Peter wrote that we are to “prepare our minds for action.” This means that we need to be constantly looking to God, hiding His Word in our hearts, and growing before Him regardless of how clearly we may see or not see the action ahead. To prepare our minds for action means that we are to continually be making ourselves ready for His use. We are not to sit back and wait, only to get ready when an opportunity arises.

He also said that we are to “keep sober in spirit” or “sober-minded.” Sober has the idea being self-controlled and not easily swayed by circumstances or obstacles. It means thinking clearly and not being intoxicated or deluded by other fancies, fears, or frustrations. And it means doing things right, not cutting corners or holding back. One commentator wrote, “The sober Christian is correctly in charge of his priorities and not intoxicated with the various allurements of the world” (MacArthur Study Bible). Paul wrote in 1 Thessalonians, “so then let us not sleep as others do, but let us be alert and sober. For those who sleep do their sleeping at night, and those who get drunk get drunk at night. But since we are of the day, let us be sober, having put on the breastplate of faith and love, and as a helmet, the hope of salvation.” (1 Thessalonians 5:6–8, NASB95) And then in 2 Timothy he wrote, “But you [Timothy], be sober in all things, endure hardship, do the work of an evangelist, fulfill your ministry.” (2 Timothy 4:5, NASB95) Clearly things are not intended to be easy. What is intended is not that we see clearly, but that we trust God fully during these difficult and challenging days and even in the face of obstacles for which we see no quick or obvious resolution.

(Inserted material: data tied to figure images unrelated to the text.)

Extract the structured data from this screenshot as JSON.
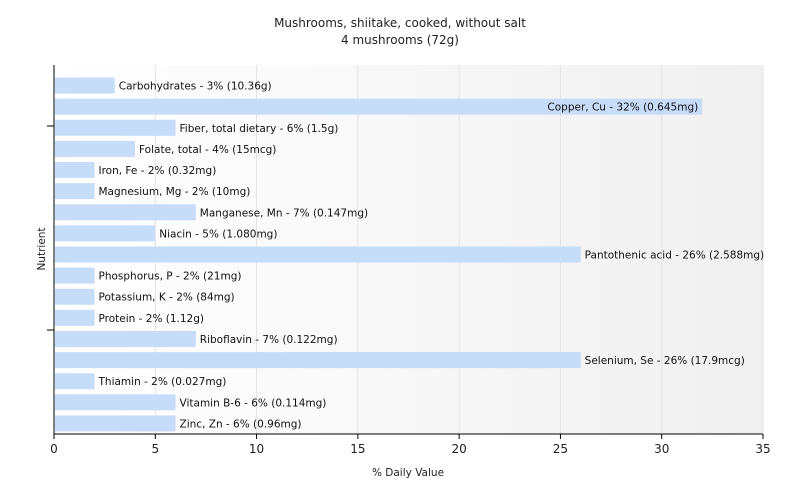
{
  "chart_data": {
    "type": "bar",
    "orientation": "horizontal",
    "title": "Mushrooms, shiitake, cooked, without salt",
    "subtitle": "4 mushrooms (72g)",
    "xlabel": "% Daily Value",
    "ylabel": "Nutrient",
    "xlim": [
      0,
      35
    ],
    "xticks": [
      0,
      5,
      10,
      15,
      20,
      25,
      30,
      35
    ],
    "grid": true,
    "colors": {
      "bar": "#c6dcf9",
      "grid": "#e3e3e3",
      "axis": "#000000",
      "plot_bg_start": "#ffffff",
      "plot_bg_end": "#f0f0f0"
    },
    "categories": [
      "Carbohydrates",
      "Copper, Cu",
      "Fiber, total dietary",
      "Folate, total",
      "Iron, Fe",
      "Magnesium, Mg",
      "Manganese, Mn",
      "Niacin",
      "Pantothenic acid",
      "Phosphorus, P",
      "Potassium, K",
      "Protein",
      "Riboflavin",
      "Selenium, Se",
      "Thiamin",
      "Vitamin B-6",
      "Zinc, Zn"
    ],
    "values": [
      3,
      32,
      6,
      4,
      2,
      2,
      7,
      5,
      26,
      2,
      2,
      2,
      7,
      26,
      2,
      6,
      6
    ],
    "labels": [
      "Carbohydrates - 3% (10.36g)",
      "Copper, Cu - 32% (0.645mg)",
      "Fiber, total dietary - 6% (1.5g)",
      "Folate, total - 4% (15mcg)",
      "Iron, Fe - 2% (0.32mg)",
      "Magnesium, Mg - 2% (10mg)",
      "Manganese, Mn - 7% (0.147mg)",
      "Niacin - 5% (1.080mg)",
      "Pantothenic acid - 26% (2.588mg)",
      "Phosphorus, P - 2% (21mg)",
      "Potassium, K - 2% (84mg)",
      "Protein - 2% (1.12g)",
      "Riboflavin - 7% (0.122mg)",
      "Selenium, Se - 26% (17.9mcg)",
      "Thiamin - 2% (0.027mg)",
      "Vitamin B-6 - 6% (0.114mg)",
      "Zinc, Zn - 6% (0.96mg)"
    ]
  }
}
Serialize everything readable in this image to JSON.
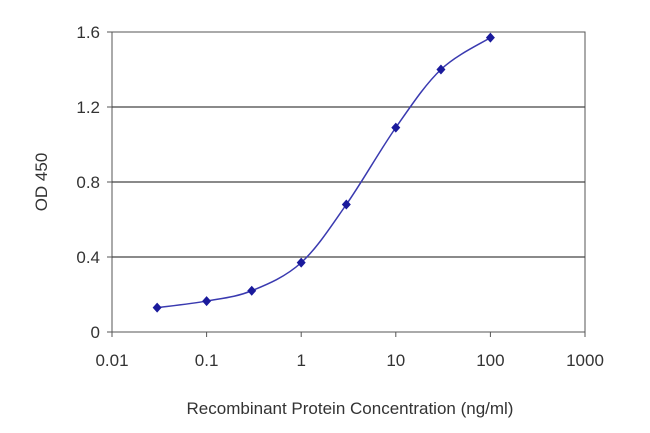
{
  "chart_data": {
    "type": "line",
    "title": "",
    "xlabel": "Recombinant Protein Concentration (ng/ml)",
    "ylabel": "OD 450",
    "xscale": "log",
    "xlim": [
      0.01,
      1000
    ],
    "ylim": [
      0,
      1.6
    ],
    "xticks": [
      "0.01",
      "0.1",
      "1",
      "10",
      "100",
      "1000"
    ],
    "yticks": [
      "0",
      "0.4",
      "0.8",
      "1.2",
      "1.6"
    ],
    "grid": "horizontal",
    "series": [
      {
        "x": [
          0.03,
          0.1,
          0.3,
          1,
          3,
          10,
          30,
          100
        ],
        "y": [
          0.13,
          0.165,
          0.22,
          0.37,
          0.68,
          1.09,
          1.4,
          1.57
        ],
        "color": "#1a1a9c"
      }
    ]
  }
}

Lastly, in this verse, Peter wrote that we are to “fix [our] hope completely….” Maybe the most important part of this instruction our focus on the end. What we often see as the objective is not necessarily what God has in mind. It may not be about us holding on to achieve a desired or believed appropriate goal, but in fixing our hope on the real end which Peter wrote is “on the grace to be brought to you at the revelation of Jesus Christ.” For over four years we have been searching out God’s leading for me in ministry, and we’ve had many difficult days. There have been days when I have wanted to give up and walk away. There have been days when burdens of caring for and proving for my family have pressed in very powerfully, and honestly there have been days when I have questioned whether we listened rightly and set our course appropriately. On the days when my back aches standing in a cash register I begin to wonder if there is really reason to hope for anything different. All of this can ultimately become very disrupting to hope and faith when they become bigger than the end which we will all realize when we see our Lord face to face.

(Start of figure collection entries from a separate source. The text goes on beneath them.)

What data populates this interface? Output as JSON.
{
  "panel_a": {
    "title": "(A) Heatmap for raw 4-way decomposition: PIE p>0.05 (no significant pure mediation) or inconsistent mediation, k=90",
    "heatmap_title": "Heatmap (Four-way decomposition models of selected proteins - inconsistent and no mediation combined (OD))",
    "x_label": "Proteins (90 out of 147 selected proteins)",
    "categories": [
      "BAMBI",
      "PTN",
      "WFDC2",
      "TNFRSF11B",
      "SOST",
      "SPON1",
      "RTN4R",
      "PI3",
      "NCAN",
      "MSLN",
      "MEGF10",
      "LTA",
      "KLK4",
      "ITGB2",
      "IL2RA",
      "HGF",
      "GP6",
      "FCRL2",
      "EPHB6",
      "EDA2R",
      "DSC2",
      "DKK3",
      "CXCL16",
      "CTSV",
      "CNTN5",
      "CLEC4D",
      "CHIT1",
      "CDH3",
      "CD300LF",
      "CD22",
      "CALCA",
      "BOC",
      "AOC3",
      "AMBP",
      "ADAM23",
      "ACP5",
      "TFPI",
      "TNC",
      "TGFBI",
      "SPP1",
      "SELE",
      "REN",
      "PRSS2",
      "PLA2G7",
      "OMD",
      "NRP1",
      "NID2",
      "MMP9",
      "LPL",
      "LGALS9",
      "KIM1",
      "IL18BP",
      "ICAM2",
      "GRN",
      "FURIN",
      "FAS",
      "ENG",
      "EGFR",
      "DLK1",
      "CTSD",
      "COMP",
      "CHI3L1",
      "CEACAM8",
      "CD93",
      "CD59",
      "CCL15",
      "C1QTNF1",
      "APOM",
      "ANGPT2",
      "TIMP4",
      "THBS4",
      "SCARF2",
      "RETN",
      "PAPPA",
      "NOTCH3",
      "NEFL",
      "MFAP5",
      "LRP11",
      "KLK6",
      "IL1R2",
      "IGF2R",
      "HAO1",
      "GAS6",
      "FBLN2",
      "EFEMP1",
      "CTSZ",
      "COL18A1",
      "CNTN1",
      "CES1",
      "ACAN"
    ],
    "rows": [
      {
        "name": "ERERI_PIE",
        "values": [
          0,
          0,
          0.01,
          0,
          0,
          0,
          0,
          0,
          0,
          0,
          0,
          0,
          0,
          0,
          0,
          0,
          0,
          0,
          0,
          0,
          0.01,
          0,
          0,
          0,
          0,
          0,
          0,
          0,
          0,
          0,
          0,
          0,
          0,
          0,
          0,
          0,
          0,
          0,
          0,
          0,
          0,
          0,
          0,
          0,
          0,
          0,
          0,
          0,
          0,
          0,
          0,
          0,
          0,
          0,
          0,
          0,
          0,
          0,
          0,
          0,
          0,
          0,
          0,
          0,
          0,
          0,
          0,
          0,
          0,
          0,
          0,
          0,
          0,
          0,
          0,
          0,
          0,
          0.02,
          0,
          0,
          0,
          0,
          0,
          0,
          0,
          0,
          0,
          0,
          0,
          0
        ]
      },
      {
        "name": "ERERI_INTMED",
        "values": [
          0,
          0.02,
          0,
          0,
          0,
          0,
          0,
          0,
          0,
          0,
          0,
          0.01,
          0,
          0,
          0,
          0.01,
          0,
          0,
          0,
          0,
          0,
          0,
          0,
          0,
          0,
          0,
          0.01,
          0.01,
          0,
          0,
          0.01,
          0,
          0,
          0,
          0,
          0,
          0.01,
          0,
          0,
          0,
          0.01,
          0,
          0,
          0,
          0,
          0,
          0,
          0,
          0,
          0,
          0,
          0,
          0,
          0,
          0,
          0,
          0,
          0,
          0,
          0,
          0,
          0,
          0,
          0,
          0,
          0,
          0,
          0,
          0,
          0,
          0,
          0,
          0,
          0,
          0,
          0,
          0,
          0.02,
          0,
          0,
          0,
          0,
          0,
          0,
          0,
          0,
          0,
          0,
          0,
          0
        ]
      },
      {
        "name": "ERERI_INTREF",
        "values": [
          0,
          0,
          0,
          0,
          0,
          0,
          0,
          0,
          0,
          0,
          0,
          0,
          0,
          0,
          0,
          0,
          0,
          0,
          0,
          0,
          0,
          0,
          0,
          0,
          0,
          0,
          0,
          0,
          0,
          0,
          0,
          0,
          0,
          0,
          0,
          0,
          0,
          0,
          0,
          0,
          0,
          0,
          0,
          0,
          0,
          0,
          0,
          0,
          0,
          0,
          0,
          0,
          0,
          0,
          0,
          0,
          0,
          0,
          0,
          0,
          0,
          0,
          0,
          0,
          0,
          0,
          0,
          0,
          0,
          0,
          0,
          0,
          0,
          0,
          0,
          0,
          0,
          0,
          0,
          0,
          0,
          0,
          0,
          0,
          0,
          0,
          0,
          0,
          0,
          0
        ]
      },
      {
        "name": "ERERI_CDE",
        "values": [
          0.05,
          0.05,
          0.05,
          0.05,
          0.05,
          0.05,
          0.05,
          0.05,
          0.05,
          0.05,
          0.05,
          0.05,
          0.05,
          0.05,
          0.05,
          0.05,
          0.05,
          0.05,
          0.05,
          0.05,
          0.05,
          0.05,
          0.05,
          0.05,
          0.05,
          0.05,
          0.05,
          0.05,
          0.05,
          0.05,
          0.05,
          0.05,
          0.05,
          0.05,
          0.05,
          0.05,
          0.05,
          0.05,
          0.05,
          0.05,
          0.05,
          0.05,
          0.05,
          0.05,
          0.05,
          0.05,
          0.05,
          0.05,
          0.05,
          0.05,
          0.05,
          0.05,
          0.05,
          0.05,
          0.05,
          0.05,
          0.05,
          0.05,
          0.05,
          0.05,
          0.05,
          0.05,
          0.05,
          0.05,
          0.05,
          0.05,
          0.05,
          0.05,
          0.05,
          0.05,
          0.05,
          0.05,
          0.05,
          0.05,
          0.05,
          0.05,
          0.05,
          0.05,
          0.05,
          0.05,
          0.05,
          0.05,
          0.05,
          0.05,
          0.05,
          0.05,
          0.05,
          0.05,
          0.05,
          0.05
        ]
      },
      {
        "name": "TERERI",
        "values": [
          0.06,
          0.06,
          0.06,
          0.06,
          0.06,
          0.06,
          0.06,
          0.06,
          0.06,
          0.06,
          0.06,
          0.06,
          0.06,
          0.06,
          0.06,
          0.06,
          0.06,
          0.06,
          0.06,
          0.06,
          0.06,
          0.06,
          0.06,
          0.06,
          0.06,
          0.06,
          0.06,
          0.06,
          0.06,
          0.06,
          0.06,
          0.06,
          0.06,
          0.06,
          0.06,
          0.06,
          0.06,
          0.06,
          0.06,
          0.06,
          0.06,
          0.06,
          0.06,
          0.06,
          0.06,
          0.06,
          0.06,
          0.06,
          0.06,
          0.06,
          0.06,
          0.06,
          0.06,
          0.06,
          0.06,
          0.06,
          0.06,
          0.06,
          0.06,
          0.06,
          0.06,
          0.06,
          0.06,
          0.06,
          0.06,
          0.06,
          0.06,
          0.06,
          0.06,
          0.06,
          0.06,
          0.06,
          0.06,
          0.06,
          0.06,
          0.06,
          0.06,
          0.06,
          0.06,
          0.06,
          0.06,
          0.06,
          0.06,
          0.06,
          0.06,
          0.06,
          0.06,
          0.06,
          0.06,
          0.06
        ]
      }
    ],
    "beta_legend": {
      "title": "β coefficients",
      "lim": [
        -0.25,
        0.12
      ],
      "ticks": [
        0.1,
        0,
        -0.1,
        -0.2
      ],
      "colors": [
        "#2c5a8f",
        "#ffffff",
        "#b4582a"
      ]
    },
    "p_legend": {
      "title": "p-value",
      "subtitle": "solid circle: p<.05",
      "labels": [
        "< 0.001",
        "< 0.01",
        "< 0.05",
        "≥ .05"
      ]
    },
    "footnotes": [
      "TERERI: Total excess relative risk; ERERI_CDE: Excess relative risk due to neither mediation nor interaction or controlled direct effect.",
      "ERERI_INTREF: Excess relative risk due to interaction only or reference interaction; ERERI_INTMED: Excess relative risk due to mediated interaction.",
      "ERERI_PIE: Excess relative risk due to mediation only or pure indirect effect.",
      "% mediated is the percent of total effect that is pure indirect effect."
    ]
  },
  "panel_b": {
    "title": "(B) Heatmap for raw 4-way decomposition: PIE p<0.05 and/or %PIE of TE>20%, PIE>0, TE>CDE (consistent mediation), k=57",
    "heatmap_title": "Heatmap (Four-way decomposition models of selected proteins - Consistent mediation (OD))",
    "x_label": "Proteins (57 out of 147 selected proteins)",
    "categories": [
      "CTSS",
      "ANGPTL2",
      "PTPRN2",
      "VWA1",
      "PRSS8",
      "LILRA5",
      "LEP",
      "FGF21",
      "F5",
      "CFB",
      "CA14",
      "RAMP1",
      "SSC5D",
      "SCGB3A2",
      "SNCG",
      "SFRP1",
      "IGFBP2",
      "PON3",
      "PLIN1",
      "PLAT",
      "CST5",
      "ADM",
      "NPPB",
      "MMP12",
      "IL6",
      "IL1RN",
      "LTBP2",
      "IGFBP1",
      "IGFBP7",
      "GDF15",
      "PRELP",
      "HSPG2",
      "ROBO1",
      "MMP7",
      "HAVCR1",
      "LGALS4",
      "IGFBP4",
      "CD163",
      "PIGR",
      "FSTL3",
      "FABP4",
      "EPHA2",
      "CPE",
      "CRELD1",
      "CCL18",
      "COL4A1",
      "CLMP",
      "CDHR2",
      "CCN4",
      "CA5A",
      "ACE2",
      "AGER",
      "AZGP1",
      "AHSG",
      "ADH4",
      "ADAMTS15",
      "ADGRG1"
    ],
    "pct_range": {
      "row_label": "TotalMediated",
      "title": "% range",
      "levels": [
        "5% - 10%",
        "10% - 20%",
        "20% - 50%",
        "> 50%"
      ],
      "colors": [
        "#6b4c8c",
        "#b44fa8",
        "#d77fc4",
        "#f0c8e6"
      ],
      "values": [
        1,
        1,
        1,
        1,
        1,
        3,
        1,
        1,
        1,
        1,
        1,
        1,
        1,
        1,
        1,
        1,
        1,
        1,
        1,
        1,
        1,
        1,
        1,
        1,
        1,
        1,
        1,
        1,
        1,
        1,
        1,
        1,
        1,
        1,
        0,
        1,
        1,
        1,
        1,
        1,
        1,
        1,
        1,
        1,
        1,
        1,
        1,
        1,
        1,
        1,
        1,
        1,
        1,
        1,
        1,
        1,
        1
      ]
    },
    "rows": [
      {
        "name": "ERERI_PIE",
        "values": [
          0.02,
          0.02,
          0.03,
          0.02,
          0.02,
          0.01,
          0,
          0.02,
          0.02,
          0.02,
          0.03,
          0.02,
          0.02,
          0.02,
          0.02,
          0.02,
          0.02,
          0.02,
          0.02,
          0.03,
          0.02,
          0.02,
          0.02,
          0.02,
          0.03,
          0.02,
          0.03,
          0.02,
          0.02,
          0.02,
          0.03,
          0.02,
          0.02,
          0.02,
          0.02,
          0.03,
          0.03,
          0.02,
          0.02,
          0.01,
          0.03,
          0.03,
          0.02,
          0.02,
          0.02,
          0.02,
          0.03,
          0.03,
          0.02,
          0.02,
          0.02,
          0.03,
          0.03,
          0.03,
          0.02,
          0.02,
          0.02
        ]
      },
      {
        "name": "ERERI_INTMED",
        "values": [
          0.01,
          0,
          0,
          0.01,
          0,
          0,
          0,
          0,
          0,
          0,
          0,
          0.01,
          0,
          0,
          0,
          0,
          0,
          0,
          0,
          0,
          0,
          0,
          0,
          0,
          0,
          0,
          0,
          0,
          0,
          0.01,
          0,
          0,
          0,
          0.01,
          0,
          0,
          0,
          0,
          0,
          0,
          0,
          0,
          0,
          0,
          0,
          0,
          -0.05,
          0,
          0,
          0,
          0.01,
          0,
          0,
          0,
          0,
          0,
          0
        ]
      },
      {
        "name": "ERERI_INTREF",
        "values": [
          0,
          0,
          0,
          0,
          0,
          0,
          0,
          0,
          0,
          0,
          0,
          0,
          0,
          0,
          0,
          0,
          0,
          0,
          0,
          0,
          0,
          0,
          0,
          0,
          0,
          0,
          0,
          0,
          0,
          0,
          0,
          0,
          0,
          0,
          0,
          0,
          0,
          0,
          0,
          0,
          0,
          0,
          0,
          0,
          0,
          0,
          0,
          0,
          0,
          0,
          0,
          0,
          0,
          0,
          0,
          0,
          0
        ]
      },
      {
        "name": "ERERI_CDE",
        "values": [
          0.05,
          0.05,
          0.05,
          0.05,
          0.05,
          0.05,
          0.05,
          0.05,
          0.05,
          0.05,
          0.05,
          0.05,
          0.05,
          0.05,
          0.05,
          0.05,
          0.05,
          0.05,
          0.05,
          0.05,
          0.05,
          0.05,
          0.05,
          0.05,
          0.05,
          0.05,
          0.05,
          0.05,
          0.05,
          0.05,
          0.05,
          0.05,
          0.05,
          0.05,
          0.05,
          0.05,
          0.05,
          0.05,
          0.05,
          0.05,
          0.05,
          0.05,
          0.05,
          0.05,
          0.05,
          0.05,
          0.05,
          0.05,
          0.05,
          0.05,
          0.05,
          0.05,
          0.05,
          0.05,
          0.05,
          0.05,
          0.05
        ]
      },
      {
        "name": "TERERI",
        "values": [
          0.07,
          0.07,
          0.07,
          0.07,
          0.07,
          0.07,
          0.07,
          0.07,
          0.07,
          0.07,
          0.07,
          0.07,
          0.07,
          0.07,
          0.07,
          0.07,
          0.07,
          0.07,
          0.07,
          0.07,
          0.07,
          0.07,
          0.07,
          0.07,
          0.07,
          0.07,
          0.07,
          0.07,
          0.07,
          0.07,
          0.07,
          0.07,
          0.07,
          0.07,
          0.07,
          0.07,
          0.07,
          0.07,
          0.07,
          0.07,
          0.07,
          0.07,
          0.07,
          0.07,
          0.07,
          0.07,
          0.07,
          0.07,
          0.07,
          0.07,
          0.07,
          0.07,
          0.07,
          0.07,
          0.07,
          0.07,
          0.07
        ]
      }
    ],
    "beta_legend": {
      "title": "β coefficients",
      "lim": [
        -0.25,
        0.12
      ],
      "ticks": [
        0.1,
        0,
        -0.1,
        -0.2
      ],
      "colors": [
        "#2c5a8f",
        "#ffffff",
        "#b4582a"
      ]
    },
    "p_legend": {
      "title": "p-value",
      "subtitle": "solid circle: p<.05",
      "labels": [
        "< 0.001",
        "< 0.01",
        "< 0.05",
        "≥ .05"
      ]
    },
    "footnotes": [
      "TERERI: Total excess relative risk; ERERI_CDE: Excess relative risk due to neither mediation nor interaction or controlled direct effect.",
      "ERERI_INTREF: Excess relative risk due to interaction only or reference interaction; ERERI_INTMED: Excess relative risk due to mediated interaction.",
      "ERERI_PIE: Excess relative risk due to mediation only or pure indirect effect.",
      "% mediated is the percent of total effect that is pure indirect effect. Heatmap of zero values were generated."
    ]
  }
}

On the 7th I leave two decades of the F’s behind and enter the S’s. I don’t know what God has in store for 2017 or whether a church will be led by Him to call me as their next pastor. I don’t know what work lies ahead or what will come of the struggles. I do know that even as 2016 ended, God showed Himself through His people in incredible and loving ways. And, knowing His faithfulness while looking forward to the great hope He has given us for eternity I resolve to make the admonition of Peter my overarching objective for the future. “Therefore, prepare your minds for action, keep sober in spirit, fix your hope completely on the grace to be brought to you at the revelation of Jesus Christ.”